This from the Railway Gazette...
Rotherham tram-train replaces Penistone scheme
Now there's a surprise!
Penistone too difficult so DafT changes the question.
Will the dysfunctional Department ever see a rolling stock procurement exercise through to a successful conclusion?
UPDATE: This from Steve Strong...
Look on the positive side.
At least Sheffield to Huddersfield passengers won't have to stand cross-legged on a train with less seats and no loo (cf the current pacers).
UPDATE: This from Sir Humphrey Beeching...
The Fact Compiler is losing his touch!
Has he not noticed the following paragraph at the end of the Department's press release:
The project partners are still planning to test tram-trains on the Penistone Line between Sheffield and Huddersfield via Barnsley at a later date after work concluded that, electrically-powered tram-trains are more economically viable for use in the UK than the diesel equivalent which was being proposed for trial on the Penistone line
Interesting.
Electrically powered tram-trains.
And yet the freight line upon which these are now supposed to run is not electrified.
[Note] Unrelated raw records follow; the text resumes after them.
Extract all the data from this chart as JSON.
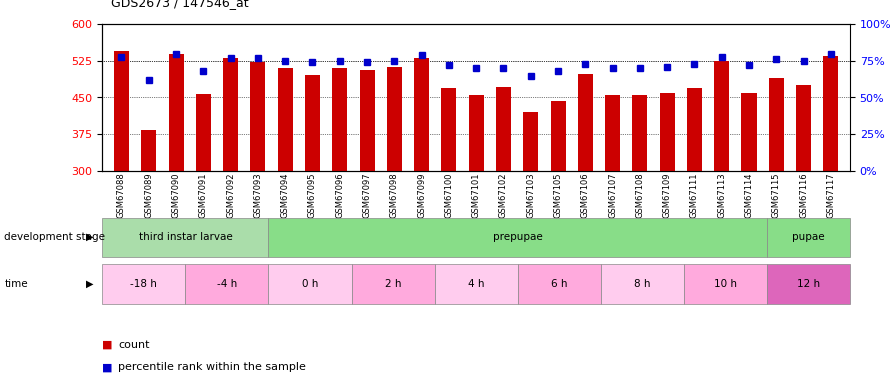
{
  "title": "GDS2673 / 147546_at",
  "samples": [
    "GSM67088",
    "GSM67089",
    "GSM67090",
    "GSM67091",
    "GSM67092",
    "GSM67093",
    "GSM67094",
    "GSM67095",
    "GSM67096",
    "GSM67097",
    "GSM67098",
    "GSM67099",
    "GSM67100",
    "GSM67101",
    "GSM67102",
    "GSM67103",
    "GSM67105",
    "GSM67106",
    "GSM67107",
    "GSM67108",
    "GSM67109",
    "GSM67111",
    "GSM67113",
    "GSM67114",
    "GSM67115",
    "GSM67116",
    "GSM67117"
  ],
  "counts": [
    545,
    383,
    540,
    458,
    530,
    522,
    510,
    497,
    510,
    507,
    512,
    530,
    470,
    455,
    472,
    420,
    443,
    498,
    455,
    455,
    460,
    470,
    525,
    460,
    490,
    475,
    535
  ],
  "percentile": [
    78,
    62,
    80,
    68,
    77,
    77,
    75,
    74,
    75,
    74,
    75,
    79,
    72,
    70,
    70,
    65,
    68,
    73,
    70,
    70,
    71,
    73,
    78,
    72,
    76,
    75,
    80
  ],
  "ylim_left": [
    300,
    600
  ],
  "ylim_right": [
    0,
    100
  ],
  "yticks_left": [
    300,
    375,
    450,
    525,
    600
  ],
  "yticks_right": [
    0,
    25,
    50,
    75,
    100
  ],
  "bar_color": "#cc0000",
  "dot_color": "#0000cc",
  "background_color": "#ffffff",
  "dev_groups": [
    {
      "name": "third instar larvae",
      "start": 0,
      "end": 6,
      "color": "#aaddaa"
    },
    {
      "name": "prepupae",
      "start": 6,
      "end": 24,
      "color": "#88dd88"
    },
    {
      "name": "pupae",
      "start": 24,
      "end": 27,
      "color": "#88dd88"
    }
  ],
  "time_groups": [
    {
      "name": "-18 h",
      "start": 0,
      "end": 3,
      "color": "#ffccee"
    },
    {
      "name": "-4 h",
      "start": 3,
      "end": 6,
      "color": "#ffaadd"
    },
    {
      "name": "0 h",
      "start": 6,
      "end": 9,
      "color": "#ffccee"
    },
    {
      "name": "2 h",
      "start": 9,
      "end": 12,
      "color": "#ffaadd"
    },
    {
      "name": "4 h",
      "start": 12,
      "end": 15,
      "color": "#ffccee"
    },
    {
      "name": "6 h",
      "start": 15,
      "end": 18,
      "color": "#ffaadd"
    },
    {
      "name": "8 h",
      "start": 18,
      "end": 21,
      "color": "#ffccee"
    },
    {
      "name": "10 h",
      "start": 21,
      "end": 24,
      "color": "#ffaadd"
    },
    {
      "name": "12 h",
      "start": 24,
      "end": 27,
      "color": "#dd66bb"
    }
  ]
}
And as the spec' for the tram-trains appears to have changed does not this mean the procurement process will have to be rerun?
Either way it would have been cheaper to cancel the entire project.
Unless, of course, you have the mindset of an 'insurgent'...
Tuesday 15 September 2009
DafT phones a friend
Scorched earth policy revealed
Lord Mandelson suggests this government should have the mindset of "insurgents" rather than "incumbents".
So what Improvised Economic Disasters will Mandy and Brown leave behind for an incoming administration?
This from Spycatcher...
Travelling in a cab with a Treasury wonk recently, I congratulated her on getting the Crossrail Act passed.
It was easy, she said, to take the short-term political credit for getting it onto the statute book, as the inevitable cost overruns on the £16bn project would land on the desk of the next government.
“Just like they did to us with the Dome” she added.
Charming!
Happy anniversary
A day to gladden the hearts of all railwaymen!
On this day in 1830, at the opening of the Liverpool and Manchester Railway, William Huskisson MP interfered with the operation of the railway and paid for his audacity with his life.
Sadly it's been a bit one sided in the wrong direction since then.